Nachhaltigkeit und Grüne Logistik sind Themen, die auch in der Transport und Logistikbranche immer wichtiger werden. Die LOGISTIK hat sich unter anderem dazu sowie zur Logistik-Initiative «Lean & Green» mit Jan Eberle, der für diese Initiative in der Schweiz verantwortlich ist, unterhalten.

Im Gespräch mit Jan Eberle, der bei GS1 Switzerland die Funktion als «Head of Industry Engagement Transport and Logistics» innehat. Eberle ist ausserdem in der Schweiz für die europäische Logistik-Initiative «Lean & Green» zuständig.

 

Der Güterverkehr in der Schweiz ist für sechs Prozent der Treibhausgase in der Schweiz verantwortlich. Weshalb kommt die Dekarbonisierung des Güterverkehrs hierzulande nicht richtig vom Fleck?
Jan Eberle: Ich erlebe aktuell das Gegenteil. Unternehmen haben bereits früh damit begonnen, sich mit der Nachhaltigkeit auseinanderzusetzen und daraus Massnahmen abzuleiten. Nun hat aber die Nachhaltigkeits-Thematik alle Ebenen wie Politik, Wirtschaft und Gesellschaft erreicht. Entsprechend tut sich sehr viel bei den Unternehmen.

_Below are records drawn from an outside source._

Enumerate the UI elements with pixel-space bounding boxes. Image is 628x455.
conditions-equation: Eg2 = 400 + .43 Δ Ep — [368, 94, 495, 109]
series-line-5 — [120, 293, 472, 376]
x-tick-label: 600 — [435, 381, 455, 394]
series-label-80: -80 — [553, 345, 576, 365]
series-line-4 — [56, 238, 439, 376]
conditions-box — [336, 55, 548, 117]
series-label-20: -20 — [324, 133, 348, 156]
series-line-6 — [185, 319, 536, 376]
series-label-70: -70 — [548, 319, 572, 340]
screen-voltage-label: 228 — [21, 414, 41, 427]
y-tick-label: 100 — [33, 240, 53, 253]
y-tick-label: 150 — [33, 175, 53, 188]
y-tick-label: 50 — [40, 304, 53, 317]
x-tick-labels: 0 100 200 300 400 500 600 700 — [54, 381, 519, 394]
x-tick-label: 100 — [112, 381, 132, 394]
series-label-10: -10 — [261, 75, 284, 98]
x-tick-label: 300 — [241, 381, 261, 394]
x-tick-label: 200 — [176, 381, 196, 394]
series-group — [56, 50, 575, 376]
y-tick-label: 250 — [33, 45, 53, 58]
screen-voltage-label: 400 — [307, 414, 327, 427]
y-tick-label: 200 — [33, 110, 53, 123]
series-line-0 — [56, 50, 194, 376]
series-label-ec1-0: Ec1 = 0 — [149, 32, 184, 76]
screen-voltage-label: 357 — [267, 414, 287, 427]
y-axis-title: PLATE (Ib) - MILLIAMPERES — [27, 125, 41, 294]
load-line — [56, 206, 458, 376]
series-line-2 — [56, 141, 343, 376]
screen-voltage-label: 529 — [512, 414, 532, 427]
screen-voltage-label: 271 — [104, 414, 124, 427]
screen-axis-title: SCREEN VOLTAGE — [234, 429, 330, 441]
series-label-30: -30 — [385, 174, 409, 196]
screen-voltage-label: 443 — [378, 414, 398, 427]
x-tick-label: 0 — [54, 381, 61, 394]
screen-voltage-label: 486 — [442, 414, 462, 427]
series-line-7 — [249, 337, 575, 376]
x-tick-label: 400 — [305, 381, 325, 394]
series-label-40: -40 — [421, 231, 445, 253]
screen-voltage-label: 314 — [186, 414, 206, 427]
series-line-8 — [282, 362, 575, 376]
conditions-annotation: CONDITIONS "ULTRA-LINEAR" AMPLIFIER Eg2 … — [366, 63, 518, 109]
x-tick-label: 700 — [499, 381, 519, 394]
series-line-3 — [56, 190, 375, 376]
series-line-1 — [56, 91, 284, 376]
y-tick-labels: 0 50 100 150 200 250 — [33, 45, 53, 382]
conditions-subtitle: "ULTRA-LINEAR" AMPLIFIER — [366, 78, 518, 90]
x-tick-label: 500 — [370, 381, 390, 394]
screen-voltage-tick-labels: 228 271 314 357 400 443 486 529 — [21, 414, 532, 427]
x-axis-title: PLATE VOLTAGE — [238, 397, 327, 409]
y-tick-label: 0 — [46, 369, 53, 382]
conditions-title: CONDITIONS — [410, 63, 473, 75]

Eine wichtige Initiative in Bezug auf eine grünere Logistik ist «Lean & Green». Kurz und knapp: Was genau steckt hinter diesem Konzept?
Die «Lean & Green»-Initiative steht für 100 Prozent Kollaboration und null Prozent Emissionen und ist eine Lösung für Unternehmen aller Grössen zur Erreichung der Netto-Null-Ziele gemäss des Pariser Klimaabkommens. Sie ist wirtschaftsfreundlich, massgeschneidert für die logistischen Prozesse aufgebaut und international anerkannt. Sie ist in 16 Ländern vertreten, über 600 Unternehmen nehmen daran teil.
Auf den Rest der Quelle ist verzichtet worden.